Litigants have conduct of their own case and must be responsible for the steps that they do or do not take. This includes the timely filing and/or service of evidence. Absent evidential material or agreed factual material demonstrating that there are exceptional circumstances behind late filing or service of evidence, leave to adduce it may well be refused.
That is the recent ruling of Justice McMillan in Kosmos Capital Pty Ltd v Turiya Ventures Ltd, where, following the completion by Defendant’s counsel of his submissions, the Plaintiff made an application to adduce further evidence in support of its case.
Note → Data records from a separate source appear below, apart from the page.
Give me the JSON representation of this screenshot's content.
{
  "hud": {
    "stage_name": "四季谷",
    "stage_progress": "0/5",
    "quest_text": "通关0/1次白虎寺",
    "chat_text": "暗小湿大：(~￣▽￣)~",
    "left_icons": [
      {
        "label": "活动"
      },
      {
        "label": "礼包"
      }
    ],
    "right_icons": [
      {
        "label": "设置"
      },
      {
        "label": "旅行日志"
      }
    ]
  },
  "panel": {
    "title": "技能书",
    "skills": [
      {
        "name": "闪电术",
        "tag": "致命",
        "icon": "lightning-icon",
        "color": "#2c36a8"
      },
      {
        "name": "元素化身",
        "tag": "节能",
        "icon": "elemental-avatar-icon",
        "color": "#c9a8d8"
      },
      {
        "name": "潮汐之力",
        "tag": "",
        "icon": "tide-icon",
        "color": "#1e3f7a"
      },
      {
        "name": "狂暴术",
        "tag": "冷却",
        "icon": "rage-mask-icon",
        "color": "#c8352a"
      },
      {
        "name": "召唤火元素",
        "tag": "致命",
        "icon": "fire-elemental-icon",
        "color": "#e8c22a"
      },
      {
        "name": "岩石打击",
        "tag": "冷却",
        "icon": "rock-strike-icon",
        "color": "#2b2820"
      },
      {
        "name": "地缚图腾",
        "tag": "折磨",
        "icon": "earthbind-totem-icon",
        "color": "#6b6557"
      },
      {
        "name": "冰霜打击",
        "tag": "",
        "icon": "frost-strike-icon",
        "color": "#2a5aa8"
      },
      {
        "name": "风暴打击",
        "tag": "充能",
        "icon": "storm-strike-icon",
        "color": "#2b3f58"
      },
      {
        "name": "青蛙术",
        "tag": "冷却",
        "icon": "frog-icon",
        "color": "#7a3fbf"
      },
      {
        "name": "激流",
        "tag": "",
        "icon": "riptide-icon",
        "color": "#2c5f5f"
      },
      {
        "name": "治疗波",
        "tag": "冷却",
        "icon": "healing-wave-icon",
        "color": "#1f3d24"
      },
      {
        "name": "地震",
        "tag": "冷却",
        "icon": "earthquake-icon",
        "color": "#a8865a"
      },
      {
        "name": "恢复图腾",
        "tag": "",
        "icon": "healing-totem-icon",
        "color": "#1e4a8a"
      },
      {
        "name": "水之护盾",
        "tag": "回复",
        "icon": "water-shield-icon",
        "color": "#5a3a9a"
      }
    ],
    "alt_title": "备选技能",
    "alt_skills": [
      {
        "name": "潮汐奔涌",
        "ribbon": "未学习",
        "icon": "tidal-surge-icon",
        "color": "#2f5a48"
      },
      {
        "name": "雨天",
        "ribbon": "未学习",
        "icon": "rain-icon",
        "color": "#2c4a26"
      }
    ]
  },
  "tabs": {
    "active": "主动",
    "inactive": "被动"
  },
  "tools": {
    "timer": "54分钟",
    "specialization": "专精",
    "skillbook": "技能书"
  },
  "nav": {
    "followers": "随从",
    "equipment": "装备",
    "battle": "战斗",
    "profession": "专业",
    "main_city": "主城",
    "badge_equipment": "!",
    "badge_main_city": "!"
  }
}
Paragraph 4 of the Financial Services Division Guide, which sets out the applicable principles concerning the exchange of evidence in lengthy applications, provides for a timetable of the exchange of evidence that “may be abridged or extended by agreement between the parties or abridged or extended by the Court, save that no evidence may be filed or served less than 5 clear business days before the hearing date without the leave of the Court. Such leave will only be granted in exceptional circumstances.” If a party wishes to file evidence less than 5 clear business days before the hearing, it is open to the Court to re-list and, if appropriate, make appropriate costs orders (including wasted costs orders).
On the facts there was no acceptable evidence, or even identifiable evidence, that exceptional circumstances had arisen. Accordingly leave to adduce would not be granted.
It is worth noting that the Plaintiff had also advanced an alternative argument to the effect that if the Court was minded not to grant leave, it would be appropriate instead to grant an adjournment (subject to a costs regime) in order to enable the Plaintiff to seek to satisfy the Court as to the existence of exceptional circumstances. Given the complexity of the case and possible permutations of taking such a course, the Court found that it would not be in the interests of justice to grant such an adjournment. The Judge noted, in this respect, that it would have been possible for the Plaintiff simply to abandon the application and “start again with its tackle in order”. That the Plaintiff had chosen not to do so was a matter for the Plaintiff.